Urbs has asked for the wisdom of the Perl Monks concerning the following question:

Good evening Monks, I have not been able to solve this riddle in about 8 hours either online or with The Camel, but I am so close.. I have two files that I have to compare. The first is a list of clients stored in clientlist.txt. The second is a huge list of all backed up clients with things like backup times (one line with each client and extra info seperated by commas)named client_last_backup.csv. All that I want to do is open the list of clients and the "clb.csv" and whenever a client in the client list is found in the csv, write that line to a new csv. I can only my loop to run once but the clients will all print if a throw a print $client just after the 2nd while. Here is my code:
open(clients, "<clientlist.txt") || die "Can't open clients: $!\n"; open(file_compare, "<client_last_backup.csv") || die "Can't open file_ +compare: $!\n"; open(CSV_OUT, "> lastbackup.csv") || die "Unable to open lastbackup.cs +v: $!"; print CSV_OUT "SERVER,CLIENT,LAST SUCCESSFUL FULL,LAST SUCCESSFUL INCR +,LAST ATTEMPT\n"; my @clients = ""; LOOKUP: while(<clients>) { @clients = $_; $client = shift @clients; chomp $client; CLIENTS: while (<file_compare> ) { if (m/$client/) { print CSV_OUT "$_"; } #print CSV_OUT "$client"; }
Thank you so much for having a look! Urbs

Replies are listed 'Best First'.
Re: Newbie can't figure out looping a while (if)
by GrandFather (Saint) on Apr 18, 2008 at 01:29 UTC

    Your immediate problem is that you read all of file_compare in the first iteration of the outer loop while handling the first clients line, but don't reset to the start of the file_compare files for the next iteration.

    However, that is a really bad way to do it. You end up reading the file_compare file right through for every line of the clients file which likely to be very slow! Much better is to build a list of clients on a pass through the client list file, then use that list in a separate loop for processing the log file. Consider:

    use strict; use warnings; my $clientList = <<DATA; fred bob DATA my $backupData = <<DATA; joe,2,3,wilma fred,1,3,wilma bob,2,3,freda freda,7,2,fred DATA my $outputData; open (my $clientsFile, '<', \$clientList) || die "Can't open clients: +$!\n"; my @clients = <$clientsFile>; close $clientsFile; chomp @clients; my $match = '\b(?:' . (join '|', @clients) . ')\b'; open (file_compare, '<', \$backupData) || die "Can't open file_compare: $!\n"; open (CSV_OUT, '>', \$outputData) || die "Unable to open lastbackup.cs +v: $!"; print CSV_OUT "SERVER,CLIENT,LAST SUCCESSFUL FULL,LAST SUCCESSFUL INCR +,LAST ATTEMPT\n"; while (<file_compare>) { if (m/$match/) { print CSV_OUT "$_"; } } close CSV_OUT; close file_compare; print $outputData;

    Prints:

    SERVER,CLIENT,LAST SUCCESSFUL FULL,LAST SUCCESSFUL INCR,LAST ATTEMPT fred,1,3,wilma bob,2,3,freda freda,7,2,fred

    Perl is environmentally friendly - it saves trees
      Monks, The Seek option did exactly what I needed. Thank you so much!! One more thing that I understand now. The entire scripts processed 500 client names through about 5000 records in four or five seconds.

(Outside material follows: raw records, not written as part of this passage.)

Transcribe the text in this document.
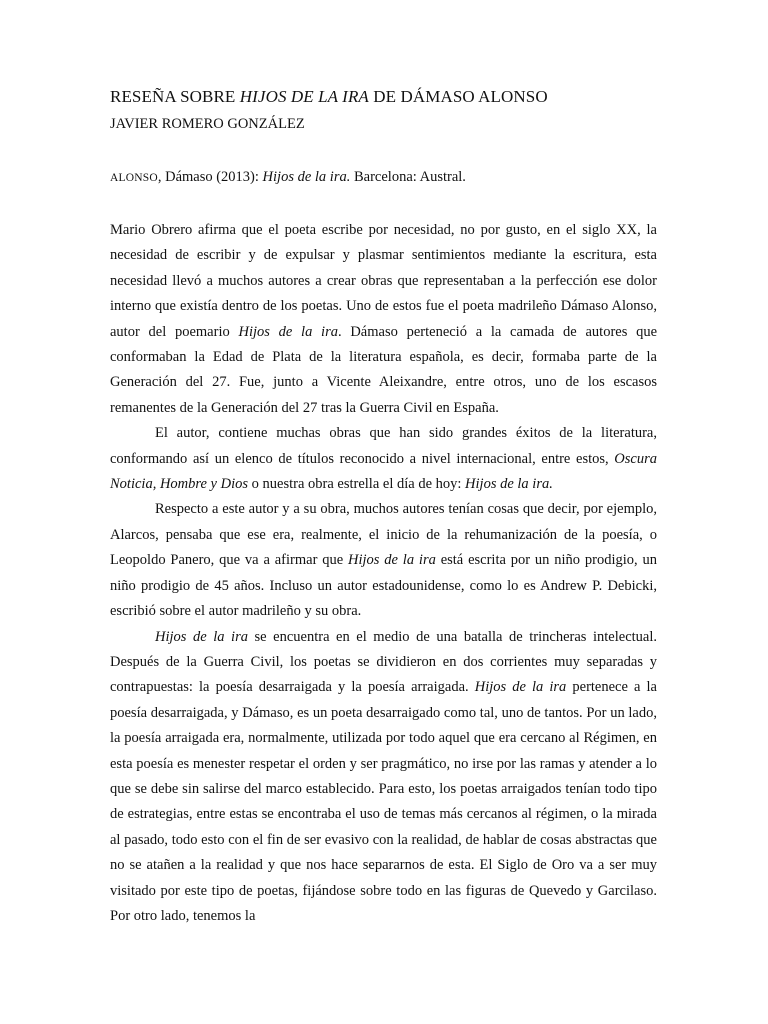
RESEÑA SOBRE HIJOS DE LA IRA DE DÁMASO ALONSO
JAVIER ROMERO GONZÁLEZ
ALONSO, Dámaso (2013): Hijos de la ira. Barcelona: Austral.

Mario Obrero afirma que el poeta escribe por necesidad, no por gusto, en el siglo XX, la necesidad de escribir y de expulsar y plasmar sentimientos mediante la escritura, esta necesidad llevó a muchos autores a crear obras que representaban a la perfección ese dolor interno que existía dentro de los poetas. Uno de estos fue el poeta madrileño Dámaso Alonso, autor del poemario Hijos de la ira. Dámaso perteneció a la camada de autores que conformaban la Edad de Plata de la literatura española, es decir, formaba parte de la Generación del 27. Fue, junto a Vicente Aleixandre, entre otros, uno de los escasos remanentes de la Generación del 27 tras la Guerra Civil en España.

El autor, contiene muchas obras que han sido grandes éxitos de la literatura, conformando así un elenco de títulos reconocido a nivel internacional, entre estos, Oscura Noticia, Hombre y Dios o nuestra obra estrella el día de hoy: Hijos de la ira.

Respecto a este autor y a su obra, muchos autores tenían cosas que decir, por ejemplo, Alarcos, pensaba que ese era, realmente, el inicio de la rehumanización de la poesía, o Leopoldo Panero, que va a afirmar que Hijos de la ira está escrita por un niño prodigio, un niño prodigio de 45 años. Incluso un autor estadounidense, como lo es Andrew P. Debicki, escribió sobre el autor madrileño y su obra.

Hijos de la ira se encuentra en el medio de una batalla de trincheras intelectual. Después de la Guerra Civil, los poetas se dividieron en dos corrientes muy separadas y contrapuestas: la poesía desarraigada y la poesía arraigada. Hijos de la ira pertenece a la poesía desarraigada, y Dámaso, es un poeta desarraigado como tal, uno de tantos. Por un lado, la poesía arraigada era, normalmente, utilizada por todo aquel que era cercano al Régimen, en esta poesía es menester respetar el orden y ser pragmático, no irse por las ramas y atender a lo que se debe sin salirse del marco establecido. Para esto, los poetas arraigados tenían todo tipo de estrategias, entre estas se encontraba el uso de temas más cercanos al régimen, o la mirada al pasado, todo esto con el fin de ser evasivo con la realidad, de hablar de cosas abstractas que no se atañen a la realidad y que nos hace separarnos de esta. El Siglo de Oro va a ser muy visitado por este tipo de poetas, fijándose sobre todo en las figuras de Quevedo y Garcilaso. Por otro lado, tenemos la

      I plan on hanging around and reading more posts so that I can learn even more.

      Thanks again!!

      Urbs

Re: Newbie can't figure out looping a while (if)
by Cody Pendant (Prior) on Apr 18, 2008 at 01:15 UTC
    This is a glaring error, I would have thought:

    @clients = $_; $client = shift @clients;

    You can't just magically make an array out of a string, even if the string is a comma-separated list! You're making a one-item array, then shifting that one item off again into $client. So you might as well just have $client = $_;.



    Nobody says perl looks like line-noise any more
    kids today don't know what line-noise IS ...
Re: Newbie can't figure out looping a while (if)
by ikegami (Patriarch) on Apr 18, 2008 at 01:15 UTC

    while (<file_compare>) is reads from the current position in the file until the end of the file. For the second pass of the outer loop, the current position of the file is at its end, as left there by the first pass of the outer loop.

    Solution: Seek to the start of file_compare before the inner loop.